The Stories in our Heads
Are you anxious? Maybe you don’t have time to get presents shipped in time. Maybe you didn’t budget enough money for the extra expense.
Or are you calm, maybe smiling or excited? You know the gifts are wrapped in the closet, away from the kids’ prying eyes. Or maybe your trip home is booked and work gave you extra travel time off.
Your perspective, the story in your head, will depend on how you look at the problem.
Professional Example
For instance, I help define and manage software products. My clients will inevitably want to know when their product will be done. (The concept of “done”, and how various people define it, is its own topic that we might revisit later.)
My answer tends to be in the form, “We are 80% confident in delivering your X features you defined by this date.” Some clients then look at me funny and say, “I just wanted the date. Why the extra “percent this” and “features that”?”
Answering “Why?”
The story in my client’s head was different than the story in my head. This is a perfect opportunity to dive into our differences. For them to understand our experience with building software products, but also for us to understand their expectations, fears, and history. It builds a stronger relationship, as we prefer to partner with our clients, rather than just work for them.
I love quotes that are simple, yet deep. The following quotes illustrate the story in my head.
The only constant in life is change.
– Heraclitus, Greek philosopher
Change can come from a variety of directions:
- What if another product comes to disrupt the market in the middle of our delivery?
- What if the client has a reorganization or shift in organizational priority?
- What if an assumption we made was drastically wrong?
These icebergs can sink our ship if we aren’t prepared.
Everything fails, all the time.
– Werner Vogels, Amazon CTO
When building anything, from an intricate craft project to an elaborate software system, you have to deal with failure.
- What if our production site is overwhelmed and needs further resources to get it back on track?
- What if something changes? (see above)
- What if a key stakeholder/developer gets sick?

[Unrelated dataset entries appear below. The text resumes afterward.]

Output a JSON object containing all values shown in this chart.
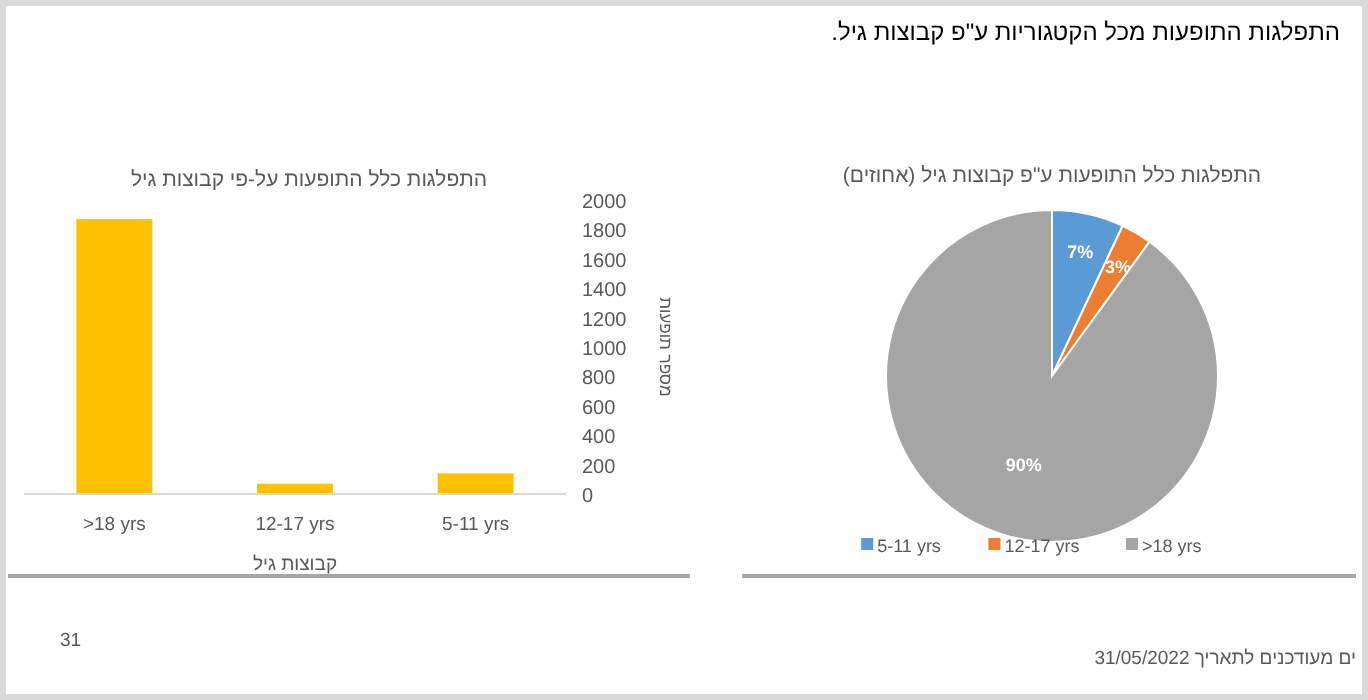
{
  "chart_data": [
    {
      "type": "bar",
      "title": "התפלגות כלל התופעות על-פי קבוצות גיל",
      "xlabel": "קבוצות גיל",
      "ylabel": "מספר תופעות",
      "categories": [
        ">18 yrs",
        "12-17 yrs",
        "5-11 yrs"
      ],
      "values": [
        1870,
        70,
        140
      ],
      "color": "#ffc000",
      "ylim": [
        0,
        2000
      ],
      "yticks": [
        0,
        200,
        400,
        600,
        800,
        1000,
        1200,
        1400,
        1600,
        1800,
        2000
      ],
      "annotations": [
        "התפלגות התופעות מכל הקטגוריות ע\"פ קבוצות גיל.",
        "31",
        "ים מעודכנים לתאריך 31/05/2022"
      ]
    },
    {
      "type": "pie",
      "title": "התפלגות כלל התופעות ע\"פ קבוצות גיל (אחוזים)",
      "categories": [
        "5-11 yrs",
        "12-17 yrs",
        ">18 yrs"
      ],
      "values": [
        7,
        3,
        90
      ],
      "colors": [
        "#5b9bd5",
        "#ed7d31",
        "#a5a5a5"
      ],
      "value_labels": [
        "7%",
        "3%",
        "90%"
      ],
      "legend": "bottom"
    }
  ]
}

We usually talk about the “best case scenario” or “happy path” because they tell the best or most interesting story. But, as they say, the devil is in the details. And the most devilish details occur when you get off the beaten path. Now the questions shift from “what happens if…?” to “what happens when…?”. It is our lack of realizing, or lack of wanting to realize, that causes us to fail.
Act, Don’t React
The first step in solving any problem is recognizing there is one.
– Will McAvoy, The Newsroom
Now that we know change happens and we will fail, we have to know how to act when it happens. Have the expectation and plan for when something goes sideways. If you don’t have a plan, then you end up reacting, which typically causes more problems.
Give a forecast for our work, not a hard estimate
A news anchor reporting the path of a hurricane uses a cone that gets bigger over the days. The path is updated with live data hour-by-hour, constantly changing to make sure people can be informed appropriately and evacuate safely. A software project can provide a forecast of the work to do and the expected completion date that can be updated over time.
Organize work into small, deliverable chunks
Use the INVEST method to define these chunks. Deliver early and often. Just as there are many storm watchers providing lots of data points, smaller chunks worked to completion allow us to report more granular progress.
Embrace the change
- When the client needs to move in a new direction, reprioritize the scope.
- When a risk materializes, adjust the scope to replace or augment the gap or failure.
- When a failure occurs, follow your plan, because you were ready.
Iterate and report
Keep a pulse of the project. As change occurs, re-forecast and report. A lot of people forget that last part of reporting, intentionally or not. If you know a change is coming, make the appropriate parties aware.
Epilogue
Christmas happens every December 25th, yet some people are “surprised” by it every year. Budget money/vacation/gifts throughout the year and it won’t be a burden at the end of the year. Don’t let something you know is going to happen surprise you when (not if) it happens.